I’ve been a huge fan of Martin Amis’s writing ever since I discovered him and read his back catalog in the 1990s. What I love about his work is that he never pulls back from his self-loathing instincts. More than any other novelist, he describes in minute detail the horrors of inhabiting human flesh, and even his youthful novels are obsessed with documenting bodily corruption and decay.

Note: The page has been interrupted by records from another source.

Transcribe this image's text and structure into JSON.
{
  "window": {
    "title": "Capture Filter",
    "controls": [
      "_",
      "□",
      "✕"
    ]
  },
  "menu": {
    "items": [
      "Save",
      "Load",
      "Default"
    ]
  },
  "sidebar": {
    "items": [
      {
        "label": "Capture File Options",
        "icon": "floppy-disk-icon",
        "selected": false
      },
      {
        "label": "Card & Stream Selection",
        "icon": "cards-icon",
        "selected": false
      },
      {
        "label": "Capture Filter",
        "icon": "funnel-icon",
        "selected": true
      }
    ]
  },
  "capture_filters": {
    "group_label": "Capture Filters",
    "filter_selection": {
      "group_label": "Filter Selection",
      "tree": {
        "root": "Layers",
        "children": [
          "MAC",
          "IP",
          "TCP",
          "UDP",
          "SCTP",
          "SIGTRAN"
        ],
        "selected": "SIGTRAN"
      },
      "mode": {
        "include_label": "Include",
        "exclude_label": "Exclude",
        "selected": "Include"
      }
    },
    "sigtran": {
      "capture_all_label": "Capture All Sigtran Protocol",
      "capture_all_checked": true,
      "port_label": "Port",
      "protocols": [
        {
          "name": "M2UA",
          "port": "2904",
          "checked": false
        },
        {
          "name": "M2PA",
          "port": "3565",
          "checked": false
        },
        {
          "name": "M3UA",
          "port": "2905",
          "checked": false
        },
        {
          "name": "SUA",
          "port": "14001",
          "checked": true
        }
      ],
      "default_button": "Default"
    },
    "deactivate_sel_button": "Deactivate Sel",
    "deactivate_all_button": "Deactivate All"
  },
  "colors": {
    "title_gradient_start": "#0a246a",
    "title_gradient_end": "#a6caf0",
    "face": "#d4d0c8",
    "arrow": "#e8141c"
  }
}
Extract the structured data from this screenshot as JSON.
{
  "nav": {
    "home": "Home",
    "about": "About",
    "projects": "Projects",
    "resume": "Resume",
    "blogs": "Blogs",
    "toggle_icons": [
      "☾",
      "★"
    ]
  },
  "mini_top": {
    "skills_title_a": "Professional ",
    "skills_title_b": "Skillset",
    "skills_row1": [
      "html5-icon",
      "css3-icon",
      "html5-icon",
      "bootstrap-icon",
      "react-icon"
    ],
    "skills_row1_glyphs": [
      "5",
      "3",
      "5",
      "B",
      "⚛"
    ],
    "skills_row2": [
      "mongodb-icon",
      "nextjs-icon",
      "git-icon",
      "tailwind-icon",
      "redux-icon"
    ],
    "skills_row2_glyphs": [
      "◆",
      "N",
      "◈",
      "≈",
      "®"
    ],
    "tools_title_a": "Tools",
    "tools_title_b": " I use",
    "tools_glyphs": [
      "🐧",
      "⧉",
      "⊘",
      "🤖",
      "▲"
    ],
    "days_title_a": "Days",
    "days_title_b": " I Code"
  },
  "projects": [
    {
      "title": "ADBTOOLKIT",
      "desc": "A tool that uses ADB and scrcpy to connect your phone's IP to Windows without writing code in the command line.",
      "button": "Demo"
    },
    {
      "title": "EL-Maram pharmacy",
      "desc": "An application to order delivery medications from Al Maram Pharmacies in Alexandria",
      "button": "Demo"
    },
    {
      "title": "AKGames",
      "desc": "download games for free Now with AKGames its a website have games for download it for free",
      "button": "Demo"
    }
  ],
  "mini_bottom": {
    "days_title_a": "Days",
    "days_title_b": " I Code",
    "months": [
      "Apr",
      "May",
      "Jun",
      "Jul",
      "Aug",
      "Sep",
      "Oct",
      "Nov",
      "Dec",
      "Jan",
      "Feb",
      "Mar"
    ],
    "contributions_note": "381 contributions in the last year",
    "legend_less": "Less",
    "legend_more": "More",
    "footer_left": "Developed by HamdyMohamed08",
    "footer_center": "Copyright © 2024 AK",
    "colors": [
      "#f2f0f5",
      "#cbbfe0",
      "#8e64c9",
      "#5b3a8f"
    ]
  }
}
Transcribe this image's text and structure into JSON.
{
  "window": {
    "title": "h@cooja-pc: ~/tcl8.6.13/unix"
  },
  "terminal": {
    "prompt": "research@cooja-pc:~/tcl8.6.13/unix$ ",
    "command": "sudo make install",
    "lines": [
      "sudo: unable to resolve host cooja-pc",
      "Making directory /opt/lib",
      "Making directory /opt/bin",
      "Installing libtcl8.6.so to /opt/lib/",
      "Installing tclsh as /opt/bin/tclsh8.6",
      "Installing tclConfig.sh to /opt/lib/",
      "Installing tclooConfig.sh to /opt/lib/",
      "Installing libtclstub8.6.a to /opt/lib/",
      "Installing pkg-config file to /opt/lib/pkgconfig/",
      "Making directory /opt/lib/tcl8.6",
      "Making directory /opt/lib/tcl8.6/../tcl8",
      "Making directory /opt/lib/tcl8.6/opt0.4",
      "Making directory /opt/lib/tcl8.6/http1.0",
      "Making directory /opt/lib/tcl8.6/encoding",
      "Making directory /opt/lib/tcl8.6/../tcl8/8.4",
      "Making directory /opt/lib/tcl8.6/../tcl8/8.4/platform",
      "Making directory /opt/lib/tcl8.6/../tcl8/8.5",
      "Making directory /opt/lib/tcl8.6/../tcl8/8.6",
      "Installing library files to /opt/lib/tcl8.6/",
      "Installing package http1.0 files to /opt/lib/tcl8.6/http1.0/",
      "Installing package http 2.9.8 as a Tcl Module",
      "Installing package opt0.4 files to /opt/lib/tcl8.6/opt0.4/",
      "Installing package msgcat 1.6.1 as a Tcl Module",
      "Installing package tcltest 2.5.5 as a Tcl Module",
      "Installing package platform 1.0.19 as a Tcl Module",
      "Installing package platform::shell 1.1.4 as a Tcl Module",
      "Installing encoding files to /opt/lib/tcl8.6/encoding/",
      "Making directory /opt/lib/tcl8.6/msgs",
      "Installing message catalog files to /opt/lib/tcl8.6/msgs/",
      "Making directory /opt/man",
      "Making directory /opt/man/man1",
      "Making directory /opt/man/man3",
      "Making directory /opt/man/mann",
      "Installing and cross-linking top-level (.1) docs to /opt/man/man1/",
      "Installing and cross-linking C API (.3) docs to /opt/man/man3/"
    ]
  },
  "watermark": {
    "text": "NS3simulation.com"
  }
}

The Pregnant Widow is unfortunately a disappointment. Amis pulls back on the self-loathing, and he shies away from the horrors of the flesh. Perhaps this was inevitable, given the setting for the book (1970), the fact that the main characters are all in their 20s, and that the male protagonist Keith Nearing is once again only a lightly disguised version of the now 60-ish Martin Amis, and the middle-aged and elderly tend to romanticize youth.
There are some good lines about aging and the prospect of death, however, that are vintage Amis:
When you become old. . . When you become old, you find yourself auditioning for the role of a lifetime; then, after interminable rehersals, you’re finally starring in a horror film–a talentless, irresponsible, and above all low-budget horror film, in which (as is the way with horror films) they’re saving the worst for last. (5)
That’s good, no? I also liked this description of middle age:
This is the way it goes. In your mid-forties you have your first crisis of mortality (death will not ignore me); and ten years later you have your first crisis of age (my body whispers that death is already intrigued by me). But something very interesting happens to you in between.
As the fiftieth birthday approaches, you get the sense that your life is thinning out, and will continue to thin out, until it thins out into nothing. And you sometimes say to yourself: That went by a bit quick. That went a bit quick. In certain moods, you may want to put it rather more forcefully. As in: OY!! THAT went a BIT F*CKING QUICK!!!. . . Then fifty comes and goes, and fifty-one, and fifty-two. And life thickens out again. Because there is now an enormous and unsuspected presence within your being, like an undiscovered continent. This is the past. (5)
I like those last two sentences especically. Amis is a novelist who has been increasingly drawn to writing about the past in historical novels, so this interest in the past is nothing new on his part. (He also unfortunately has become something of a neoconservative in the past decade, along with his old chum Christopher Hitchens, and has written a number of essays that blather on about “Islamofascism,” but the adults in this household ignore those in favor of the more timeless insights found in his fiction.)
This tracks with something Rad Readr, an old friend, warned me about a few years ago as I was staring down the barrel of 40: “No one gets out of the 40s without a major crisis.” So far, I’d have to say that he’s right. Here are the crises that my friends have faced in their 40s: breast cancer, marital trouble, divorce, professional disappointment, prolonged unemployment. This is just a random sample, but you get the picture.
As far as a novel about the sexual revolution, it’s clear that Amis published that book in 1973 in media res. If you want to read an Amis novel about the early 1970s, read his first novel The Rachel Papers, and skip The Pregnant Widow.